Отдаленным перестуком чумацких телег по булыжнику докатывались мелкие вспышки грома. Так, на рассвете, к Бессарабскому базару подъезжали, погукивая, селяне из пригородных хуторов.

Порывы ветра опережали гром. Они взвинчивали над развалинами серую скрипучую пыль. Просторное небо хмурилось, негодующе нависало над сожженными коробками.

— Рогатих бачили? — спросил Роберт.

Рогатые, вероятно, немцы? Мама закусила губу, смолчал и я. Пленных румын и венгров мы видели много, а немцев нет. Впрочем, однажды наша платформа угадала напротив потрепанной теплушки с таинственными иероглифами, смысл которых меня заинтересовал. Под трафаретом — «Тормоз Вестингауза» и «Мос.-Каз. жел. дор.» было намарано мелом: «Ст. наз. Свердл. Ох. 2, 35 пл. Под кон.» А ниже четко, но с выкрутасами — «Екатерина Александровна, я люблю тебя».

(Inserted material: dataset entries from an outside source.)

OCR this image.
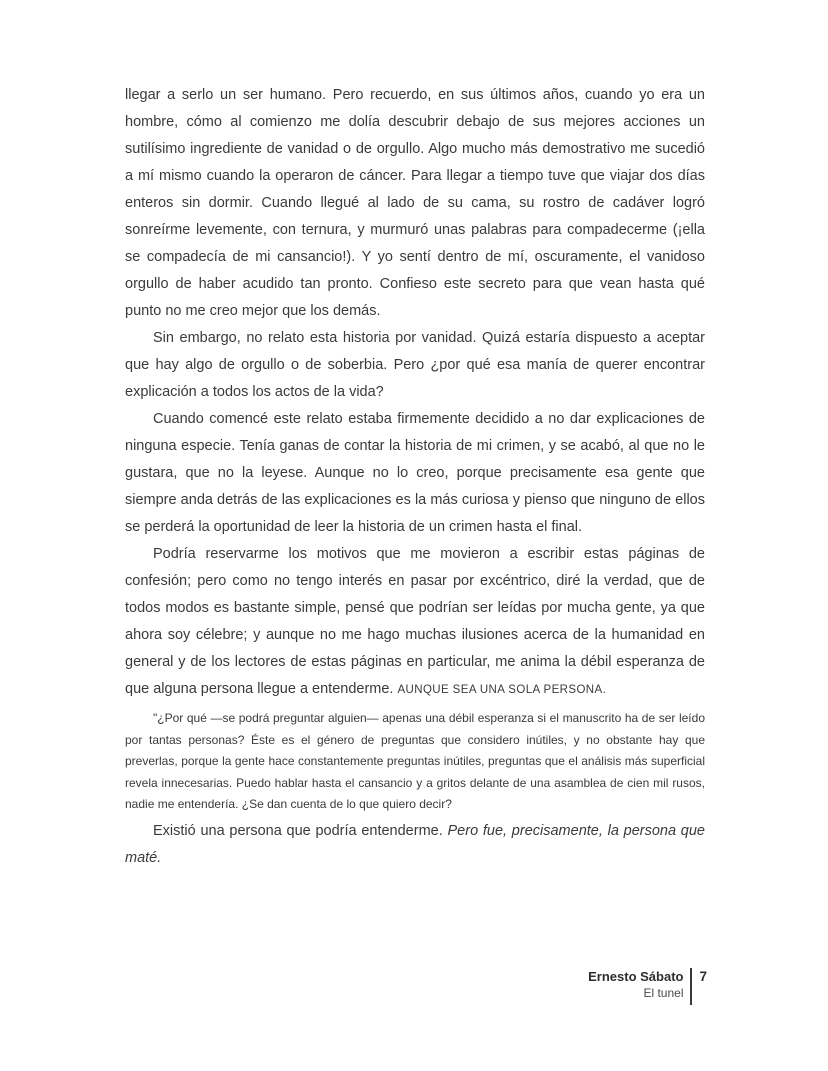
llegar a serlo un ser humano. Pero recuerdo, en sus últimos años, cuando yo era un hombre, cómo al comienzo me dolía descubrir debajo de sus mejores acciones un sutilísimo ingrediente de vanidad o de orgullo. Algo mucho más demostrativo me sucedió a mí mismo cuando la operaron de cáncer. Para llegar a tiempo tuve que viajar dos días enteros sin dormir. Cuando llegué al lado de su cama, su rostro de cadáver logró sonreírme levemente, con ternura, y murmuró unas palabras para compadecerme (¡ella se compadecía de mi cansancio!). Y yo sentí dentro de mí, oscuramente, el vanidoso orgullo de haber acudido tan pronto. Confieso este secreto para que vean hasta qué punto no me creo mejor que los demás.

Sin embargo, no relato esta historia por vanidad. Quizá estaría dispuesto a aceptar que hay algo de orgullo o de soberbia. Pero ¿por qué esa manía de querer encontrar explicación a todos los actos de la vida?

Cuando comencé este relato estaba firmemente decidido a no dar explicaciones de ninguna especie. Tenía ganas de contar la historia de mi crimen, y se acabó, al que no le gustara, que no la leyese. Aunque no lo creo, porque precisamente esa gente que siempre anda detrás de las explicaciones es la más curiosa y pienso que ninguno de ellos se perderá la oportunidad de leer la historia de un crimen hasta el final.

Podría reservarme los motivos que me movieron a escribir estas páginas de confesión; pero como no tengo interés en pasar por excéntrico, diré la verdad, que de todos modos es bastante simple, pensé que podrían ser leídas por mucha gente, ya que ahora soy célebre; y aunque no me hago muchas ilusiones acerca de la humanidad en general y de los lectores de estas páginas en particular, me anima la débil esperanza de que alguna persona llegue a entenderme. AUNQUE SEA UNA SOLA PERSONA.

"¿Por qué —se podrá preguntar alguien— apenas una débil esperanza si el manuscrito ha de ser leído por tantas personas? Éste es el género de preguntas que considero inútiles, y no obstante hay que preverlas, porque la gente hace constantemente preguntas inútiles, preguntas que el análisis más superficial revela innecesarias. Puedo hablar hasta el cansancio y a gritos delante de una asamblea de cien mil rusos, nadie me entendería. ¿Se dan cuenta de lo que quiero decir?

Existió una persona que podría entenderme. Pero fue, precisamente, la persona que maté.

Ernesto Sábato
El tunel
7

На вагонном кладбище, за вокзалом, уже после войны, сосредоточили товарняк с клеймом — «75 pers.», пригнанный из Германии. 75 — хуже сельдей в бочке. Стоймя! Наши сажали, между прочим, на 40 пленных меньше.

В углу теплушки, к схваченному скобами оконцу, жалась изнутри щетинистая физиономия. Водянистые, плексигласовые, как у дохлой рыбы, глаза под толстыми стеклами очков. Судорожно раскрывая черно-золотую пасть, немец втягивал в себя свежий, отстиранный дождем воздух. Несколько минут — и его сменил юнец в солдатском кепи. А я нарочно торчал в люке танка.

Сейчас машинист дернет, и я помчусь на фронт крошить врага. Я беспощадно отомщу за слезы тысяч матерей.

— Ишь, вызверил зенки! — ткнул в сторону пленного Одиноков.

Старший лейтенант тоже не встречал немцев. А на Сарычева и Хилкова они не произвели особого впечатления. Скольких перестреляли и гусеницами перемололи в бою!

— Ничего он не вызверил. «Шмайсер» в сторону, руки хенде хох — и человек человеком, жрать и курить просит, — пояснил скучно Сарычев. — Эсэс — иная штука. И власовцы.

— Человек человеком? — раздраженно спросил Одиноков.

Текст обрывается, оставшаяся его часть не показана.